M: Que bom que fazem esse trabalho! É muito difícil para um autor iniciante emplacar um livro em uma grande editora. A grande editora tem que girar uma máquina imensa, precisa do lucro. Desde que a internet tomou o mundo a pergunta que a grande editora faz, quando avalia um autor novo, é – esse autor já tem uma audiência? Quantos fãs e seguidores tem no Twitter, YouTube, Facebook? Isso diminui o risco do livro. É lógico que isso varia de acordo com o gênero. Por exemplo, um escritor ou escritora preocupado em desenvolver um estilo polido e único não tem que se preocupar com audiência. Tem que fechar a porta do quarto, desligar a internet, consultar o Aurélio, escrever feito uma louca. É esse trabalho solitário que levará à publicação, que pode acontecer numa editora menor. Uma editora menor pode cuidar melhor da obra de um autor, e pode ser o primeiro passo para um contrato com uma casa maior.

Em relação à competição, penso que, no Brasil a grande disputa não é entre editoras. Foi durante muito tempo, e ainda é, contra a Rede Globo, e agora é contra a TV e o Facebook. Nosso audiovisual sempre foi excelente, então, pra que ler? Ler dá trabalho, e as pessoas não entendem que é exatamente por isso que precisam ler, porque dá trabalho, deixa a gente menos burro.

A: Na literatura mais comercial, é comum a figura do agente literário. Qual a função dele? Você a considera essencial ou acredita que é uma profissão que tende a desaparecer no futuro com a ascensão de outras formas de publicação?
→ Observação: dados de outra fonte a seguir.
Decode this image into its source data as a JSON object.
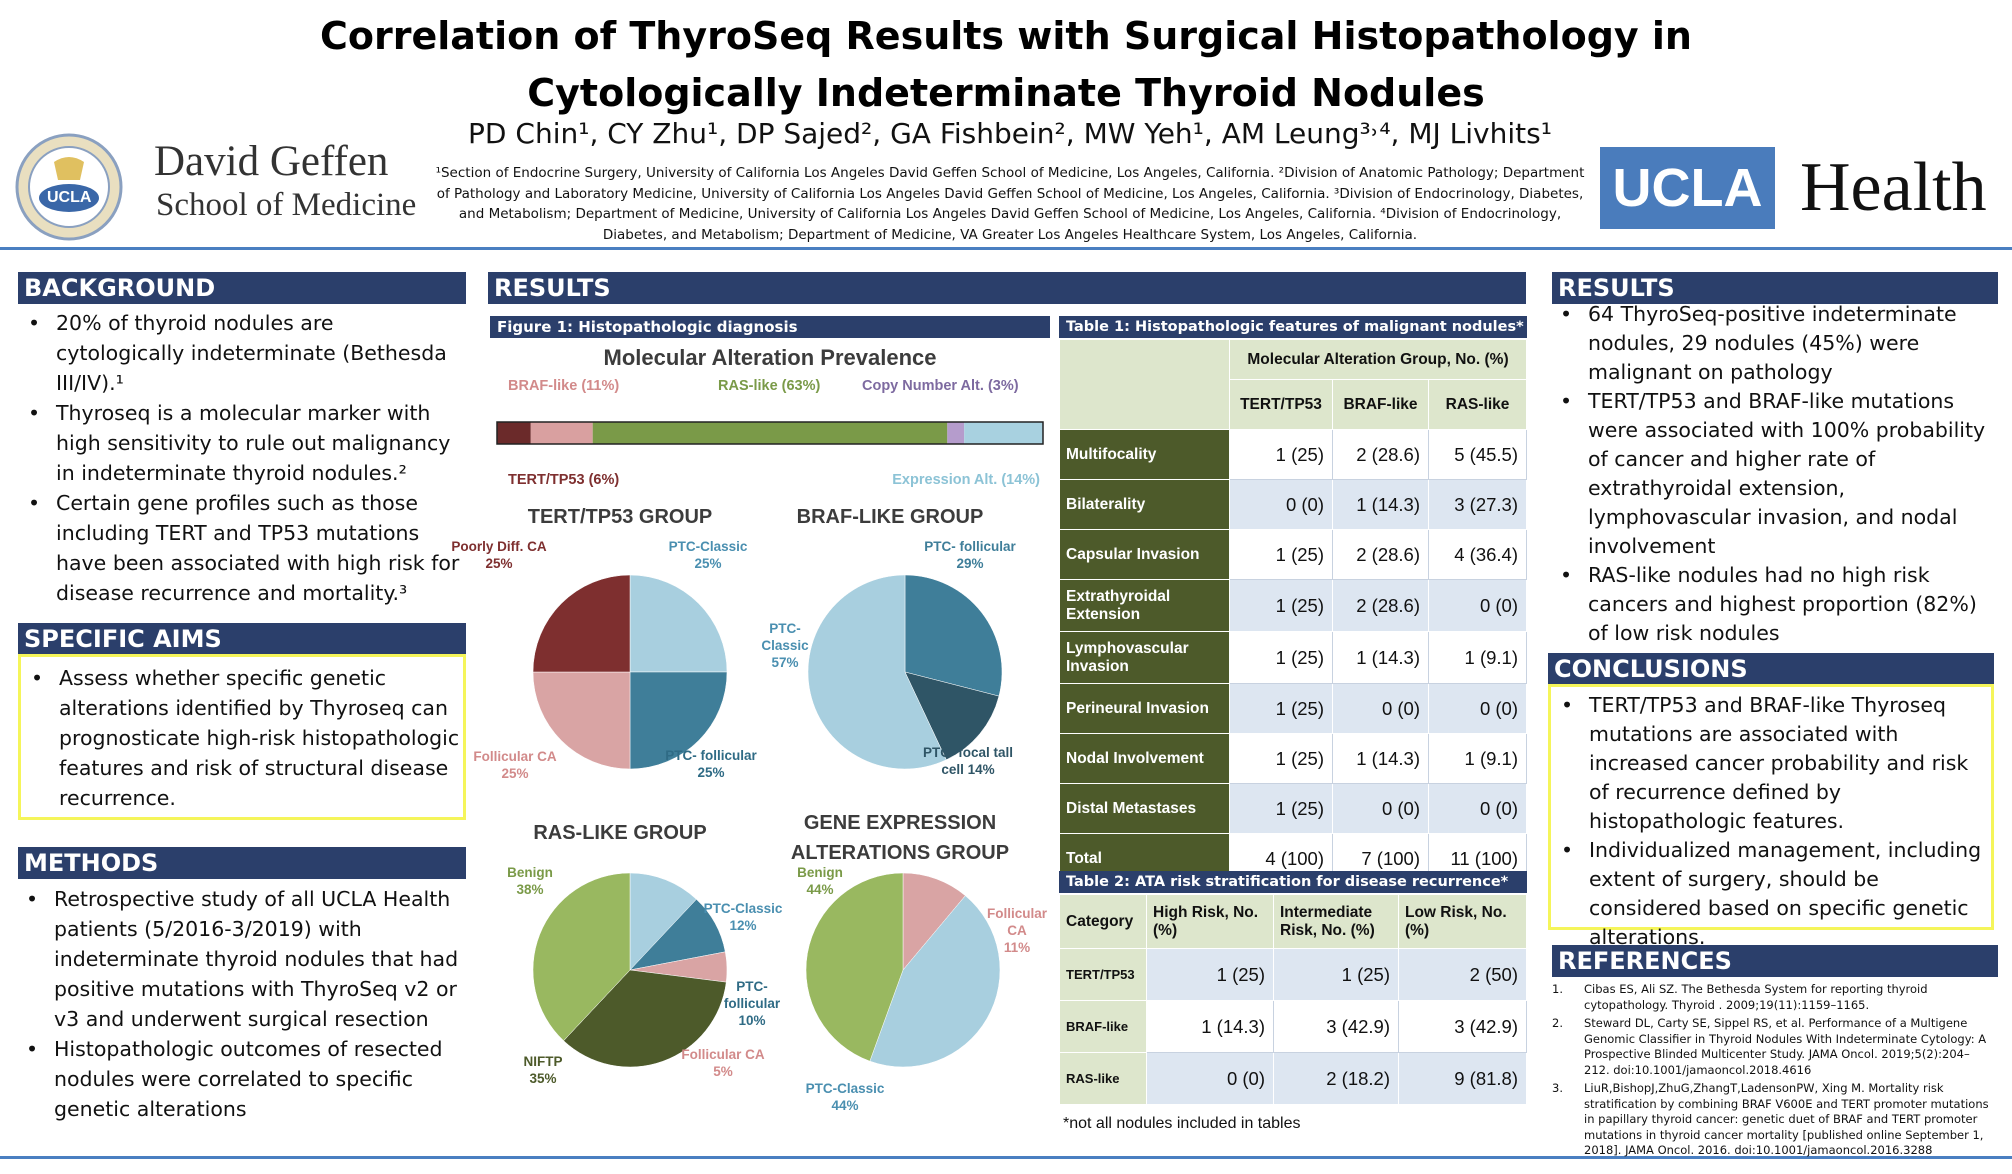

M: O agente literário lê o manuscrito, dá conselhos, pede para mudar aqui ou ali. O livro chega praticamente pronto na editora, muitas vezes, por causa do trabalho de um bom agente. É sim uma profissão importante e fundamental, porque protege o autor. Discute contratos, pensa no mercado nacional e internacional, e nas vendas para cinema ou TV.

Tenho a sorte de trabalhar com uma das melhores agentes do mercado, Luciana Villas-Boas e seu super time. Ela não é apenas excelente profissional, mas uma apaixonada pela Literatura Brasileira. Luciana sabe que a construção de um país passa pela identidade nacional, e a identidade nacional passa pela literatura. É tarefa do autor brasileiro construir um imaginário coletivo, nenhum prêmio Nobel ou best seller internacional é capaz de fazê-lo. E ela está ali, batalhando por cada autor brasileiro que tem. A gente só precisava de umas mil Lucianas, nas editoras, nos cadernos literários, livrarias e nas agências literárias, para o autor nacional ser mais valorizado, e esse cantinho do país melhorar.

Em relação a outras formas de publicação, não acho que sejam uma ameaça para o agente literário. A única ameaça para o agente literário, e para o autor, editor, todo mundo que trabalha na área, é a diminuição do número de leitores.